Every conversation with a student since the U of A canceled in-person classes has exposed more loss due to what is happening. Relationships have been interrupted, study abroad opportunities postponed, practicums canceled, and on-campus jobs made untenable. Seniors are worried whether there will be graduation and if they will find a job. Freshmen and others living on campus have gone home and will not come back this semester. Everyone is losing something in this season. It is easy to get focused on ourselves. But, Jesus’s parable reminds me that there are those for whom life is much more challenging – coronavirus or not. I need to remember.
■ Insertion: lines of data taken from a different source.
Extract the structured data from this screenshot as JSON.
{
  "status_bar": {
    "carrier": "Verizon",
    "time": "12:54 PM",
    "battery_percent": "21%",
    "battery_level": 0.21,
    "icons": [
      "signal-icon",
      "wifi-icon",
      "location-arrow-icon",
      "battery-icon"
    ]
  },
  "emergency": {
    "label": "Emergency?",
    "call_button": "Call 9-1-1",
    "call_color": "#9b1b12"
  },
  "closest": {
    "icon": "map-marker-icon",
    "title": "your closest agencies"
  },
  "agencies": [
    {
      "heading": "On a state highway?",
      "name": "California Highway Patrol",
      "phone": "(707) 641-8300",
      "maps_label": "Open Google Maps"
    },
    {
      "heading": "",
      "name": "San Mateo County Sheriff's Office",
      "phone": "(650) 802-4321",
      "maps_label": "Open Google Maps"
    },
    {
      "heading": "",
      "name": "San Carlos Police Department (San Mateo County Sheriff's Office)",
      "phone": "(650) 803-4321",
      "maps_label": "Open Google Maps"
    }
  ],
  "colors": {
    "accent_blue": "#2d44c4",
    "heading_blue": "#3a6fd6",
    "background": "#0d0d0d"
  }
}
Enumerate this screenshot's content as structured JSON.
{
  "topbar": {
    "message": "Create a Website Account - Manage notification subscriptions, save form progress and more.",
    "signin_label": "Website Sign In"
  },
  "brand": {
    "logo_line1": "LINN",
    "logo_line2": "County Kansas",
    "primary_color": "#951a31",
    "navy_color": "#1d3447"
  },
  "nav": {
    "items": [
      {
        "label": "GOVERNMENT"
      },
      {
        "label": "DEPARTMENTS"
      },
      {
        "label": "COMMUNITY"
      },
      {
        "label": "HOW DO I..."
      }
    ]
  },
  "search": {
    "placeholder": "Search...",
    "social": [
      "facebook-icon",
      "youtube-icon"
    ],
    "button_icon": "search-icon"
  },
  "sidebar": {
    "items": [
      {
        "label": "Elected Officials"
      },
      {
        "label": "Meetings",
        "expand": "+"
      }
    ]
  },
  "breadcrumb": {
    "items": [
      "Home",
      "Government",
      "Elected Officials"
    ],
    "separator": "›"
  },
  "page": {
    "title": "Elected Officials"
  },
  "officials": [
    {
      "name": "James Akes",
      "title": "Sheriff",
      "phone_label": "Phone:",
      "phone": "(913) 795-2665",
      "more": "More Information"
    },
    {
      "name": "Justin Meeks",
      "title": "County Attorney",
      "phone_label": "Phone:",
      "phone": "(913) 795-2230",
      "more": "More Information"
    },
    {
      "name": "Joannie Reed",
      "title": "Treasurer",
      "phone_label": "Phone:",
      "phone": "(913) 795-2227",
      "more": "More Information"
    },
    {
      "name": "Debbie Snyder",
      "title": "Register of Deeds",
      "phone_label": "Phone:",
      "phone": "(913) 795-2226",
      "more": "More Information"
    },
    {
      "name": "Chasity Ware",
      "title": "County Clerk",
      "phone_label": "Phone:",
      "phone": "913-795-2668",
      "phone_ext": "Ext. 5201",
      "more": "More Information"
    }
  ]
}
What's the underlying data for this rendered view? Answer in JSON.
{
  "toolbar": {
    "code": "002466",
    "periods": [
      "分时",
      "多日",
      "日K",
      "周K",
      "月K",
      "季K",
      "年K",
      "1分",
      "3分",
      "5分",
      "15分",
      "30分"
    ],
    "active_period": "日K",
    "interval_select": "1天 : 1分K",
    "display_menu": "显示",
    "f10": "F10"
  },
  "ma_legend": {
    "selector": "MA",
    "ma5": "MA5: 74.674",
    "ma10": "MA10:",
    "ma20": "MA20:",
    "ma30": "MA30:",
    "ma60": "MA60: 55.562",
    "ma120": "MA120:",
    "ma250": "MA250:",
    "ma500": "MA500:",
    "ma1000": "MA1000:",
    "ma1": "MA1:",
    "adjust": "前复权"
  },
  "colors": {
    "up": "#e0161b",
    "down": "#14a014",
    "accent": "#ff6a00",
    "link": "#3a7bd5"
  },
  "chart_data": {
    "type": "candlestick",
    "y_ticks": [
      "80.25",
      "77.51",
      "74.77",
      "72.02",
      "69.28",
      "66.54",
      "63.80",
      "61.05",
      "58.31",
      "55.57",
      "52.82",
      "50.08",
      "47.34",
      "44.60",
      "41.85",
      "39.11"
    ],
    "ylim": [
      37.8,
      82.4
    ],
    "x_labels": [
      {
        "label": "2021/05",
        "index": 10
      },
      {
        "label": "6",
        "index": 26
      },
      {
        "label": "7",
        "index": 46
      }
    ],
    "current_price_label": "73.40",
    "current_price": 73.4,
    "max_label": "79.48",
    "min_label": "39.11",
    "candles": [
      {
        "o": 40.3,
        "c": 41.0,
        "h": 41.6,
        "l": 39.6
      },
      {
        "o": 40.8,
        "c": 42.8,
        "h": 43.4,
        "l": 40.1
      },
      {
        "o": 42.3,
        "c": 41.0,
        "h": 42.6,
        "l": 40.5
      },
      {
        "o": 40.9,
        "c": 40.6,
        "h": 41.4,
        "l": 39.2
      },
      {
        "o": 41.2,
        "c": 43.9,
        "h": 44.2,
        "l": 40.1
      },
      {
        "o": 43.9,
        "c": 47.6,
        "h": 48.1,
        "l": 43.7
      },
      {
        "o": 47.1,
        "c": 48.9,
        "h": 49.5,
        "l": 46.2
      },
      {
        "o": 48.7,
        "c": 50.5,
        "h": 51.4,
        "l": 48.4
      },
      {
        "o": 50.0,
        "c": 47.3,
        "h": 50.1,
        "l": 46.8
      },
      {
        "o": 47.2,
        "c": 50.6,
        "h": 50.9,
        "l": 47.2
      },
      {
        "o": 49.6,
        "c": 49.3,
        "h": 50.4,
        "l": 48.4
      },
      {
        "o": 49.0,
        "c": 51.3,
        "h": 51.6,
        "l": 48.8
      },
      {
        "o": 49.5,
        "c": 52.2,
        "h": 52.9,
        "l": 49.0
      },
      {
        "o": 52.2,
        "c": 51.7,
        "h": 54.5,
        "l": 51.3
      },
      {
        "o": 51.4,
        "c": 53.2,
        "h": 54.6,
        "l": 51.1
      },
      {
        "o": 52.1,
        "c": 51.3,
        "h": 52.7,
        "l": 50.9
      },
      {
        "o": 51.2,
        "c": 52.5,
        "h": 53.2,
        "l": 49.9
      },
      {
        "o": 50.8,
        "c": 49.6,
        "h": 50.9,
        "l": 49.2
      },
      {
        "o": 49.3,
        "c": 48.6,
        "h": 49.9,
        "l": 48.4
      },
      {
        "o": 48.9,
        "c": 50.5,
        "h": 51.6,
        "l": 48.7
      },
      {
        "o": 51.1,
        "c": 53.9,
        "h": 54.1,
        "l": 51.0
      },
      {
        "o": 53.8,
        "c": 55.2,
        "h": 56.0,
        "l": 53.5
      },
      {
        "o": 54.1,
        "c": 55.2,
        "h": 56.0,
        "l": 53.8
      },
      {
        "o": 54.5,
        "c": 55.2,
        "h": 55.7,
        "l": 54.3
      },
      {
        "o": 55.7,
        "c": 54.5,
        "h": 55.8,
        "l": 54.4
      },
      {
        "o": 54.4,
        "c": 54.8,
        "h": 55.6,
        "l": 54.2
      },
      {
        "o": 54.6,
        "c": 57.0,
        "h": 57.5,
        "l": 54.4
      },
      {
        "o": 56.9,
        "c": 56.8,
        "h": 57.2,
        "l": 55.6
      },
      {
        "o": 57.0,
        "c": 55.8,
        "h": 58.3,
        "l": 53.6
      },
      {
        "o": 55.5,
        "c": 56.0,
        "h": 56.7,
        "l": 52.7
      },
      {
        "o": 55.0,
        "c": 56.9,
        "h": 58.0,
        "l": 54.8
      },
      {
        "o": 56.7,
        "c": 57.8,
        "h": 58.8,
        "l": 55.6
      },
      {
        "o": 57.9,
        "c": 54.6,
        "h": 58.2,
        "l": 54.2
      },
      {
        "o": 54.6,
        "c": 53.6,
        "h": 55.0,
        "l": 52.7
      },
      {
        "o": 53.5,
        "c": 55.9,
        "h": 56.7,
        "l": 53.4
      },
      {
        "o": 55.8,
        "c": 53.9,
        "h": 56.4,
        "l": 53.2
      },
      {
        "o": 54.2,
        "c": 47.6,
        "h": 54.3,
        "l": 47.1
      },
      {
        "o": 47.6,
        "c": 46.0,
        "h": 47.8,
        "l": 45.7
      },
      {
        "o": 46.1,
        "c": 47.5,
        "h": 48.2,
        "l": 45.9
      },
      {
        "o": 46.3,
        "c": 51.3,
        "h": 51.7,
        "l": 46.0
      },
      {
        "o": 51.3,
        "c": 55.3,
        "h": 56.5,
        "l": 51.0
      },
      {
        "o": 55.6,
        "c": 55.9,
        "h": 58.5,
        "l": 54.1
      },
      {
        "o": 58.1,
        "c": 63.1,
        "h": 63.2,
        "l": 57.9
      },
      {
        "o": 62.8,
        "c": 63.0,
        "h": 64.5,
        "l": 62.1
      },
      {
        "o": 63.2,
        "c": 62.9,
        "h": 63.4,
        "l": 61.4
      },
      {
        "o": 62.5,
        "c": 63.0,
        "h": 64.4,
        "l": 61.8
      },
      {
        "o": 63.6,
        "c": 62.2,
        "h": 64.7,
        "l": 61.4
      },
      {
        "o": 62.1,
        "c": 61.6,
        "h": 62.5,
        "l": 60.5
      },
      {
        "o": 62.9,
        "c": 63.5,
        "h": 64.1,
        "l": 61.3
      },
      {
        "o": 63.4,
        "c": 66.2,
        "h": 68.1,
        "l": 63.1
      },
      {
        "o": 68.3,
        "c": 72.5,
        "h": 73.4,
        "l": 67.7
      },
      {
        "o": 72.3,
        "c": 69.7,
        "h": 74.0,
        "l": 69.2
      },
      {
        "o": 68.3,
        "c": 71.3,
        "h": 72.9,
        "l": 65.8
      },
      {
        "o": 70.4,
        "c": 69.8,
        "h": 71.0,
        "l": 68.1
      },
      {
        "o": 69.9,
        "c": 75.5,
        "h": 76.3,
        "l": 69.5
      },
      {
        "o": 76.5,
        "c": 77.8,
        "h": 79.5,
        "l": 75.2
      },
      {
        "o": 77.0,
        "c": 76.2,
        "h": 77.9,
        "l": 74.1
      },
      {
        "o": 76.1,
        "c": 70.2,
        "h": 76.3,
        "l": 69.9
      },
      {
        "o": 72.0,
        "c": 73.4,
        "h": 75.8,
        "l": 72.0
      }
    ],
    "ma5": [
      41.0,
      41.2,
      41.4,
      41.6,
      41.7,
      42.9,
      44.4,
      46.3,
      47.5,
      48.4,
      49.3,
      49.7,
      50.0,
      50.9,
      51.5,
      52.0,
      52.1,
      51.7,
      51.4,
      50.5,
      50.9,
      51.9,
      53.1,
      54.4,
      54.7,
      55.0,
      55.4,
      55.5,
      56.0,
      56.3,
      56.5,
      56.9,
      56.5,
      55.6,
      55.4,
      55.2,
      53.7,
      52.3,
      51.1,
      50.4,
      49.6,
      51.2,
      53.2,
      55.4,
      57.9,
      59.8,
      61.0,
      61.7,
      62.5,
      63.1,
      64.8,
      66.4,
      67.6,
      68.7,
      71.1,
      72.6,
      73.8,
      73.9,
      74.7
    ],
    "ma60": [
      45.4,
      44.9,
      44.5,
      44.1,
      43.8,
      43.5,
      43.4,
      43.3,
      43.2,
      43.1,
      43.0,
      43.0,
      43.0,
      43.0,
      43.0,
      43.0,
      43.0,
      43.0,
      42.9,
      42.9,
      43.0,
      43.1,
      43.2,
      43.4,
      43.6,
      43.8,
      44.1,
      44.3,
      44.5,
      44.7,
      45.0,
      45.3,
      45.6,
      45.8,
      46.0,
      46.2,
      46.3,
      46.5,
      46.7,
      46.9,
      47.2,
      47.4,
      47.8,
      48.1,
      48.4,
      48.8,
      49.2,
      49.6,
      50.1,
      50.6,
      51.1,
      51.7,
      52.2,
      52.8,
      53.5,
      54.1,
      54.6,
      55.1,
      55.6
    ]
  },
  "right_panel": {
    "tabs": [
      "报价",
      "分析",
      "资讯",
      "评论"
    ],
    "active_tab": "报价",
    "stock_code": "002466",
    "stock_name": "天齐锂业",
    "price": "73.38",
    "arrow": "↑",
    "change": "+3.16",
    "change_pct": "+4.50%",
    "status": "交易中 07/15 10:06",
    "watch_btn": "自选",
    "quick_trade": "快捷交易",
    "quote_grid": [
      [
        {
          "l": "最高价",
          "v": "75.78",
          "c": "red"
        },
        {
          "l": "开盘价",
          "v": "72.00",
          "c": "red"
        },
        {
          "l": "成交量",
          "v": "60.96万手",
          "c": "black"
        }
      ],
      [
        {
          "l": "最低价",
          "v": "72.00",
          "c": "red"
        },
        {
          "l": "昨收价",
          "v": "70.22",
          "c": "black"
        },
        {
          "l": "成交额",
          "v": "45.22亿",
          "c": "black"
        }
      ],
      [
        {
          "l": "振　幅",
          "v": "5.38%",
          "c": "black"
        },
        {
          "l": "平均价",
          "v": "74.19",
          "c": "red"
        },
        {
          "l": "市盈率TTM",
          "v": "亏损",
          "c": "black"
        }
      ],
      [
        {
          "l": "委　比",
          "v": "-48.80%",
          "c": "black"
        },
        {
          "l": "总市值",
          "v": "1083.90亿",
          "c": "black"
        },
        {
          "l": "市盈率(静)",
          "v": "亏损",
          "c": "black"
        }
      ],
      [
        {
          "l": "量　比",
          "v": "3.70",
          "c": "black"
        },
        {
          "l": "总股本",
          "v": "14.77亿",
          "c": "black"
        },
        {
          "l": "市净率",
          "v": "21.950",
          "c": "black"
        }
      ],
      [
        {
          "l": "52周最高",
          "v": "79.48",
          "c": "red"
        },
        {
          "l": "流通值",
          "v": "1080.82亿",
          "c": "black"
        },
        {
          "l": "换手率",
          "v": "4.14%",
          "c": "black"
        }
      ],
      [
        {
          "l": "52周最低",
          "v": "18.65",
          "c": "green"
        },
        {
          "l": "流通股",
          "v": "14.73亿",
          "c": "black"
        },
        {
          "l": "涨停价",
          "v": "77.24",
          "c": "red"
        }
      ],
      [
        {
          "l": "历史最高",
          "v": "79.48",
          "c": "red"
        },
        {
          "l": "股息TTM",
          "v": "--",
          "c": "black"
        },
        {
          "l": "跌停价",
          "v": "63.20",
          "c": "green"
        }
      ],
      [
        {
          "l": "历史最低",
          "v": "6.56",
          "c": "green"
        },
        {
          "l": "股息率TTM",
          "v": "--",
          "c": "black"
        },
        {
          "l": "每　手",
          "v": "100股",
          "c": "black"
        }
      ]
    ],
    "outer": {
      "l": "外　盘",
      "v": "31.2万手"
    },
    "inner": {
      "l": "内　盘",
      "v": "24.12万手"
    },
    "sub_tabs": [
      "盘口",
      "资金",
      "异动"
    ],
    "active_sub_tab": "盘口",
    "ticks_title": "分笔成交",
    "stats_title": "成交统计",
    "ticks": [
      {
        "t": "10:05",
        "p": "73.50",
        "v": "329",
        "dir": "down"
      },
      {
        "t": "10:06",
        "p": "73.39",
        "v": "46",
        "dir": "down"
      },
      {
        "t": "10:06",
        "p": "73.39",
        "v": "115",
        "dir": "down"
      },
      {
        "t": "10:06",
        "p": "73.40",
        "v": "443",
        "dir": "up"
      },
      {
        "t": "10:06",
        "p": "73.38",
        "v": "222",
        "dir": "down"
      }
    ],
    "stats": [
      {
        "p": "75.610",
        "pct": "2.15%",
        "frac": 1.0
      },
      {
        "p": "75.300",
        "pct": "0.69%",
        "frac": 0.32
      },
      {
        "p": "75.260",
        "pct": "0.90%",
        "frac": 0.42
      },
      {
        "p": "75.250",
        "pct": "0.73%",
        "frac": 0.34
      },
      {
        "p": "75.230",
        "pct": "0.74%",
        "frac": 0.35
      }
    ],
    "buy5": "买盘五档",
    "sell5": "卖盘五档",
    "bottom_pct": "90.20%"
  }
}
Those who are always vulnerable in our community will surely be hit even harder by what has unfolded. Here are some ideas to help, if the Lord so leads:
Students can take unused dining dollars to buy food on campus at places like Club Red and donate it to the Full Circle Food Pantry for U of A students & staff in need. To drop off food, contact the pantry – info at fullcircle.uark.edu.
Those in Fayetteville who desire to volunteer can help at Genesis Church. There is a need for people to help make sack lunches and cook meals that will then be transported to the Salvation Army for distribution. Volunteers would work with a small group for these tasks in a sanitary and controlled environment (facilities are being disinfected and only staff and volunteers are allowed at the church). To be placed on the communications list for volunteers, contact Maura Miller at email@example.com.
Anyone can donate to our new Coronavirus Assistance Fund for any students suffering due to loss of income in this season. Our student leadership team has recently designated a portion of our Missions Fund for this purpose. To donate, visit www.uawesley.com/donate. To request assistance (students only), email firstname.lastname@example.org.
Healthy individuals can give blood. Due to the coronavirus, blood drives have been cancelled across the country, causing a severe shortage. Look online for a place to donate blood during this time. A good place to start is https://www.redcrossblood.org/.
All of us can call an older friend or family member who is sheltered and isolated at home to check on them and offer the gift of relationship and assistance.
We can show grace to those with whom we “shelter in place.” Being holed up with others and unable to move about as freely as we would like can cause frustration and friction. But, it’s also a chance to grow in the fruits of the Spirit!! (Galatians 5:22-23)
As we care for ourselves in this scary season, let us also love others well. Let us watch for the Lazaruses at our gate.
Prayer: Lord, how grateful we are for your provision for us in this season. We want to meet the needs of others, as we are able and as you direct. Show us what we can do and what we need to do. In Jesus’s name, Amen.